Former U.S. Sen. Richard Bryan fondly recalls 40 years ago when he and his wife managed the Ramona Apartments at 1905 Fairfield Ave. for Las Vegas pioneer Pete Peccole. What is now Meadows Village was a vibrant, young community in those days.
Then came the urban blight of the 1970s that resulted in the then-rundown, stark area being tagged with unflattering names such as "The Naked City." Cleanup efforts in the past 20 years have made the crime-ridden area lined with Art Deco-style apartments tolerable, but it remains less than desirable, officials say.
But Bryan, who has returned to his law practice, has joined forces with others, including Meadows Village property owner Andrew Fonfa, to try to revitalize the old neighborhood with two 39-story twin towers at a cost of $300 million to $400 million. The towers will serve as the "gateway to the southern end of the city," Bryan said.
Each tower of the Sahara Avenue Condominiums at Sahara and Fairfield avenues, when built out in a period that could take as long as three years, will feature 404 condominium units with the 655-square-foot studios selling for $275,000 and the luxurious penthouses going for an estimated $1 million, said Steve Fink, commercial real estate broker for the project.

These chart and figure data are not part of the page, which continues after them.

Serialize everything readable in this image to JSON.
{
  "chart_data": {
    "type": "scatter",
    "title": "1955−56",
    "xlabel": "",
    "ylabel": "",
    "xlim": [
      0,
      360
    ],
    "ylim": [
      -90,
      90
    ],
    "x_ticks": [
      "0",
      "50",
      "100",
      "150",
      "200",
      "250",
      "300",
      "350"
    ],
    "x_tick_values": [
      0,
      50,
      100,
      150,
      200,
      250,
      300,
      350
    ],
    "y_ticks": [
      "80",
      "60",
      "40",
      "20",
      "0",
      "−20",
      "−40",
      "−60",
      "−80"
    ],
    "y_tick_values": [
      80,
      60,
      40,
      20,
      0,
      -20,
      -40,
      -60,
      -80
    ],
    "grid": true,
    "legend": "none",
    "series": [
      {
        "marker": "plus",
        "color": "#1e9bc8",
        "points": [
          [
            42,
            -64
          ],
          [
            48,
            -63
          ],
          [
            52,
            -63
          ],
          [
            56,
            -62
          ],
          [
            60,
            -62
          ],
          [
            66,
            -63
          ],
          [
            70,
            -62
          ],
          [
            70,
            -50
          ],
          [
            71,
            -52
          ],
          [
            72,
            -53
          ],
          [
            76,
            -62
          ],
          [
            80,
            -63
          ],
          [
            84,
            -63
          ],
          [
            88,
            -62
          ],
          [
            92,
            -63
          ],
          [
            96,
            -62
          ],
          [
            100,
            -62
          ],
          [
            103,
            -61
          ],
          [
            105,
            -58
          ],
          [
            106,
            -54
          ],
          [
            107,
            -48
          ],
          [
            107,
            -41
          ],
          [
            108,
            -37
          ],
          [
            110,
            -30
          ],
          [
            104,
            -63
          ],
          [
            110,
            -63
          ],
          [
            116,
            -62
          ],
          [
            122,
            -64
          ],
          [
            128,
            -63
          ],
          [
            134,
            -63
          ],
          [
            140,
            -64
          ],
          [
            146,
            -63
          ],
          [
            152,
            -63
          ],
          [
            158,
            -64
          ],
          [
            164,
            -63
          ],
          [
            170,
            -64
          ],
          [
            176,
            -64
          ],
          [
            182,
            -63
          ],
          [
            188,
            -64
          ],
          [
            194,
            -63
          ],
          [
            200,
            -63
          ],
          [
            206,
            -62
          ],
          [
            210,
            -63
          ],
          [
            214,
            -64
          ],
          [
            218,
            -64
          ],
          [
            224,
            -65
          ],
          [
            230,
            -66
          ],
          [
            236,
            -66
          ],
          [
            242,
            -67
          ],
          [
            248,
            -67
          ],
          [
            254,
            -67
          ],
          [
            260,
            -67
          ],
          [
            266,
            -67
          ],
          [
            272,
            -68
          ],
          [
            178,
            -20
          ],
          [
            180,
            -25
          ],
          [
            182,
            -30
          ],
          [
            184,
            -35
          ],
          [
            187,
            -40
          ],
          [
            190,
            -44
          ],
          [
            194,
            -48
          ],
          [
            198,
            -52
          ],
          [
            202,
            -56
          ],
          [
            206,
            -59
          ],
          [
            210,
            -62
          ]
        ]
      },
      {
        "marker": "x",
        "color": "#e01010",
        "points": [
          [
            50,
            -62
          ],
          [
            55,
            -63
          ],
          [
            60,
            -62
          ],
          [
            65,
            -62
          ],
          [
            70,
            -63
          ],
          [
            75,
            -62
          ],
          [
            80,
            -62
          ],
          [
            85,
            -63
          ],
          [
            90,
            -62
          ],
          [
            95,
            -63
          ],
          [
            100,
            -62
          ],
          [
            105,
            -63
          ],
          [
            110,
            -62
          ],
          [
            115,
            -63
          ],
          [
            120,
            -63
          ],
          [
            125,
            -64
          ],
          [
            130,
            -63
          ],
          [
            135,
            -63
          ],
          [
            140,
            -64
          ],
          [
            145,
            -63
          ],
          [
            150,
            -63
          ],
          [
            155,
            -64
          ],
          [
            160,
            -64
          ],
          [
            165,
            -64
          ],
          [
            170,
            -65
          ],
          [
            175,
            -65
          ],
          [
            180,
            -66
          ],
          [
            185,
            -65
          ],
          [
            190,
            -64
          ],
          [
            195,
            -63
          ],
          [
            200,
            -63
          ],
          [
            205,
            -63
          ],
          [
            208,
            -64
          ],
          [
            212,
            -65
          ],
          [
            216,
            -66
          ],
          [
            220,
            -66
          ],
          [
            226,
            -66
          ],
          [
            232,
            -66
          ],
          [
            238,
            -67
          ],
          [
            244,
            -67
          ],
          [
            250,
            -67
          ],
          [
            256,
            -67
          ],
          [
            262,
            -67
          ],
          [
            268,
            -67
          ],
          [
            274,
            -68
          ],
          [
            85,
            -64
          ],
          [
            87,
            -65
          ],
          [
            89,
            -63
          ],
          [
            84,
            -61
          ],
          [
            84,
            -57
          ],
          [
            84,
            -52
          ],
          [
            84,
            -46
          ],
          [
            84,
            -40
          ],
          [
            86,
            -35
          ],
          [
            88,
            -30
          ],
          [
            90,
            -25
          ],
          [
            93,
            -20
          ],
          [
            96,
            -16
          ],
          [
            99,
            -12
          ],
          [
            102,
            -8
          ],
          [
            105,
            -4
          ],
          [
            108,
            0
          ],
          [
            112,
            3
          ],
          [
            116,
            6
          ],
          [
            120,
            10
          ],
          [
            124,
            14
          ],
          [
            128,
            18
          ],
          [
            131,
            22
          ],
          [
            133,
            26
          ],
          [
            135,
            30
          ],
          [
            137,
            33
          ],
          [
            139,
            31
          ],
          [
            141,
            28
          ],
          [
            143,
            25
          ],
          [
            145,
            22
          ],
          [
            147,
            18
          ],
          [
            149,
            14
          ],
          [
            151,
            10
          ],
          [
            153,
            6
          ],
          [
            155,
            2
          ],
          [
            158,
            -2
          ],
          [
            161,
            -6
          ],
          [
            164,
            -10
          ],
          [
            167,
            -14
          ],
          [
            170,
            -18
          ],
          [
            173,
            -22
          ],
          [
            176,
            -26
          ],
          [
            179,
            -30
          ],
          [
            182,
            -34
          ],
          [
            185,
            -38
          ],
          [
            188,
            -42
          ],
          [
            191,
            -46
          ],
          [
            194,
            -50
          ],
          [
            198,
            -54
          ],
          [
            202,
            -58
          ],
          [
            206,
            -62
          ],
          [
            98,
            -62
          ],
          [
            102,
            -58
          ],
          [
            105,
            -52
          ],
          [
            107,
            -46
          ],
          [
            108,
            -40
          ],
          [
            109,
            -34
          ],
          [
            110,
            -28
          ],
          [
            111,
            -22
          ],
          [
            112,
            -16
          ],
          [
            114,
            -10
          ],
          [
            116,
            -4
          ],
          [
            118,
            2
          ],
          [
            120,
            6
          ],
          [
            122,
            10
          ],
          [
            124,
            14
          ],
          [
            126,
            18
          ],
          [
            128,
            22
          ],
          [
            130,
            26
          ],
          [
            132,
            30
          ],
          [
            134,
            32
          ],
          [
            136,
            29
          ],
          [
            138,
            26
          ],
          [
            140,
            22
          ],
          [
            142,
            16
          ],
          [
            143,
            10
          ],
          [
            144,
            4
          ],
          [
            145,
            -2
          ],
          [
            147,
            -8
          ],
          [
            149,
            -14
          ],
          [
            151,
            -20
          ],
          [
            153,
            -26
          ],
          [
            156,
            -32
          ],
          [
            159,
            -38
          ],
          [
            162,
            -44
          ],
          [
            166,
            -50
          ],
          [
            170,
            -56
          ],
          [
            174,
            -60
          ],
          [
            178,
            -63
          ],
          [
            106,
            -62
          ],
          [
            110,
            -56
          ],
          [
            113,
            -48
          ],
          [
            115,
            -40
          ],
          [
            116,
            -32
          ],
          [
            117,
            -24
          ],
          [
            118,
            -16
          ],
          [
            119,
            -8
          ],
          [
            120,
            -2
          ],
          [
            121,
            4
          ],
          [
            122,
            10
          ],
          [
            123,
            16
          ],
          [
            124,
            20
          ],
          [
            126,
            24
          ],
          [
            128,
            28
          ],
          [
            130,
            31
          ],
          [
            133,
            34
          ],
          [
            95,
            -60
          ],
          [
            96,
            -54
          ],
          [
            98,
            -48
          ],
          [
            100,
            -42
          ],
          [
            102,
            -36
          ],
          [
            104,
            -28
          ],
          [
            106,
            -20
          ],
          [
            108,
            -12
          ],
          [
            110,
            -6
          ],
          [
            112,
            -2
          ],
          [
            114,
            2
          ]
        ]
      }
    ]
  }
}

It will be the first significant residential development in the area since the 1950s, Bryan said.
"This is one of the great challenges and will create a catalyst for redevelopment of the entire area," Bryan said Wednesday after pitching the idea to the Las Vegas City Council, which approved the special use permit and the site development plan review with 5-0 votes. Councilmen Larry Brown and Gary Reese were absent during the vote.
"This is very exciting," Las Vegas Mayor Oscar Goodman said of the project to be built by SP Sahara Development Limited Liability Company.
Councilwoman Janet Moncrief, in whose ward the twin towers are slated to be built, said she expects the project will "help Meadows Village unbelievably."
No taxpayer funds will be used to offset any costs of the redevelopment project that will be built on nearly four acres near the Sahara Hotel, the developers said.
The project will include not only medium density and high density residential units but also commercial zoning that will include shops and restaurants at the base of the towers, the developers said.
It is an urban village design that is similar to what is planned for the 61 acres of former railroad property just west of Downtown Las Vegas.
Bryan said that with rising property values, developers today have to get as much use as possible out of a strip of land, even proposing projects that years ago were unthinkable in the Las Vegas market in areas once thought impossible to resurrect.
Fonfa, who long has owned the property upon which the project will be built, said he initially thought of building a hotel-casino on the site, but changed his mind after talking to Goodman and other city officials.
"This is what the city wanted as part of its plan for residential living," he said, noting that he believes his towers will forever change the Las Vegas skyline. "The configuration will be for the project to face down the Strip with fabulous views of the Strip."
Fink said the project is expected to break ground in the first quarter of 2005 and it will take 21 to 23 months to build each tower, with construction on the second tower beginning six months after the first.
Bryan said: "People forget that 40 years ago, Meadows Village was a thriving neighborhood, where many of the Strip workers and showgirls used to live because it was close to where they worked. It can be a thriving area again."
In other items action on new residential projects, the City Council:
Approved a special use permit and site development plan for the Liberty Towers, a $35 million, 21-story building with parking and first-floor cafes, at 1801 Las Vegas Blvd. South, on the southern edge of downtown below the Arts District. It is the first local project by developer, Harvard Securities of Australia, which plans other buildings along Las Vegas Boulevard. Liberty Towers will feature 116 apartments, 18 condominiums and retail on 0.68 of an acre.
Approved a resolution transferring $19.8 million from its private activity bond funds to Meta Housing Corporation of California to construct the Golden Age Senior Apartments, 326 units of low-cost housing, at the Northeast corner of Main Street and Bonanza Road. Meta Housing official Robert Buente said the project is expected to break ground in the second quarter of 2005. Rents will be based on 60 percent of the median income for that area. Also, the City Council directed staff to send the remaining $14.6 million in the fund to the State Housing Division for future use at the city's discretion.